Friday, November 1, 2013
Increase in life expectancy: the jump from the Middle Ages to Modern Times
Even though life expectancy is a statistical measurement that varies from country to country and between gender, data shows that it has increased in the last centuries. During the 1600s, for example, life expectancy was an average of 35 years for women and men. On the next two centuries, people lived an average of 20 years more. Nowadays, the average is 75 years for both sexes, according to reports from the World Health Organization. The biggest causes of this increase, over the centuries, are the simplest ones: improvement of water and sanitation, development of agricultural techniques, and basic advances in medicine.
To begin, lack of drinkable water and of sanitation were some of the worst issues causing premature deaths in medieval world. Not everybody had access to fresh water and when they had, it could have been contaminated by human or animal waste. Beer and wine, for example, were drank often because the alcohol contained in such beverages killed all types of germs. The lack of hygiene also caused the spread of many diseases such as cholera, bubonic plague, and diarrhea. So, when water started being treated and sewage was collected and disposed in a safe way, less people died due to lack of sanitation. At the same time, people were improving techniques to transport water through long distances.

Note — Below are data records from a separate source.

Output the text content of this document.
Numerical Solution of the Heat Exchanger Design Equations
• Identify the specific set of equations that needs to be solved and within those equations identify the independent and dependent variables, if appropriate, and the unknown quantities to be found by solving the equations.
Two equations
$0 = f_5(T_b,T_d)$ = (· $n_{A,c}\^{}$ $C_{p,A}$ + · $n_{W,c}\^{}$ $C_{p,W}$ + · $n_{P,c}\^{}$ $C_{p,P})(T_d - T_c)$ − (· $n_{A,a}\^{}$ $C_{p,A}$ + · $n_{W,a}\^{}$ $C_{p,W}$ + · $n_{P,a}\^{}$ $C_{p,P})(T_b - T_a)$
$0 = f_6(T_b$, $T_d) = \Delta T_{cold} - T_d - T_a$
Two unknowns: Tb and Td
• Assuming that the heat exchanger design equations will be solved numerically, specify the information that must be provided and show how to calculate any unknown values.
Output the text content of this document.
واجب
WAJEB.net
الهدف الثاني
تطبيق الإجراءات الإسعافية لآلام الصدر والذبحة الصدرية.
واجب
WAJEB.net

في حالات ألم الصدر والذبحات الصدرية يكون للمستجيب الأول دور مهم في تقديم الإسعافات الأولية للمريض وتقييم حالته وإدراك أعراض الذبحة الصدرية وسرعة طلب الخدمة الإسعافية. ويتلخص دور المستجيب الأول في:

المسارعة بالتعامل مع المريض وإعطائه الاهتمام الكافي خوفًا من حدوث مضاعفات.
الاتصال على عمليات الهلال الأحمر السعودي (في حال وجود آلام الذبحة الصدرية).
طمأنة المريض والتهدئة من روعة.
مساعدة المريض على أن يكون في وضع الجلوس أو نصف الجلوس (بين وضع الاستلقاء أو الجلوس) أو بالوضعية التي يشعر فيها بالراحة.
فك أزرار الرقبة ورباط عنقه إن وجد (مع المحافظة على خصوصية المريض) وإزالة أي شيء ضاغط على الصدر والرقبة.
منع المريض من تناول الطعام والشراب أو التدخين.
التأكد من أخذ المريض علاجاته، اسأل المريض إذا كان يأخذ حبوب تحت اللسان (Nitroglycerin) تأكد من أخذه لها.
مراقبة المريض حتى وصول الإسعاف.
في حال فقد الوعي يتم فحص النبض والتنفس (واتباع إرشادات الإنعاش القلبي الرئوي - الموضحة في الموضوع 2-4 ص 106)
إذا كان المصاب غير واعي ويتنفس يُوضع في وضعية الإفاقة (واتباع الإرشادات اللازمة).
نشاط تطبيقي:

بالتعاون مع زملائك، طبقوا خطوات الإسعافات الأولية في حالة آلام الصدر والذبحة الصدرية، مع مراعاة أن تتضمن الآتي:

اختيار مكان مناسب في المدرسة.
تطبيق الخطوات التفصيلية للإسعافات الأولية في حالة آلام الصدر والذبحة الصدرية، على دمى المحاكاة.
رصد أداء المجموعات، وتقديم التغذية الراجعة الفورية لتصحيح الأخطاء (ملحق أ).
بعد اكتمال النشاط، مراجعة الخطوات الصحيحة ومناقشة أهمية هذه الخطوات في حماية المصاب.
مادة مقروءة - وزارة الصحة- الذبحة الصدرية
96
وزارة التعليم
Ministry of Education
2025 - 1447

Consequently, the combination of potable water and better irrigation systems gave farmers the opportunity to develop agriculture techniques such as the use of water or windmills. These better and stronger mills accelerated the process of grinding grains to make flour, resulting in an ample availability of products made using that ingredient, such as breads, pies, and pottages. One more important example of basic agriculture technology that contributed to life expectancy was the invention of the mechanical seeder, which spread seeds uniformly throughout the land and made the crops bigger, resulting in more produce to be harvested. The more food available, the less people dying from hunger, marasmus, anemia, or other malnutrition related diseases.
Equally, significant advances in basic medicine resulted in the increase of life expectancy. Improvement of childbirth practices, study of anatomy, and the development of vaccines are just a few examples. Physicians relied as much in Astrology as on their limited knowledge of medicine. As artists started to study anatomy to improve their paintings, their drawings also helped doctors and scientists to learn more about the human body. At the same time, the invention of the printing press enabled these drawings to be copied and shared, thus spreading the knowledge of the human body. This awareness facilitated the work of midwives and doctors during childbirth, resulting in less casualties during childbirth. However, babies were not safe from smallpox, measles, or influenza until the invention of vaccines. The discoveries of Louis Pasteur, who was a French chemist, about the causes and prevention of diseases has saved the lives of many people since the 1800s.
As shown above, with all the improvements in water treatment, sanitation, agriculture, and medicine, it isn’t a surprise that we now understand the increase in life expectancy in general.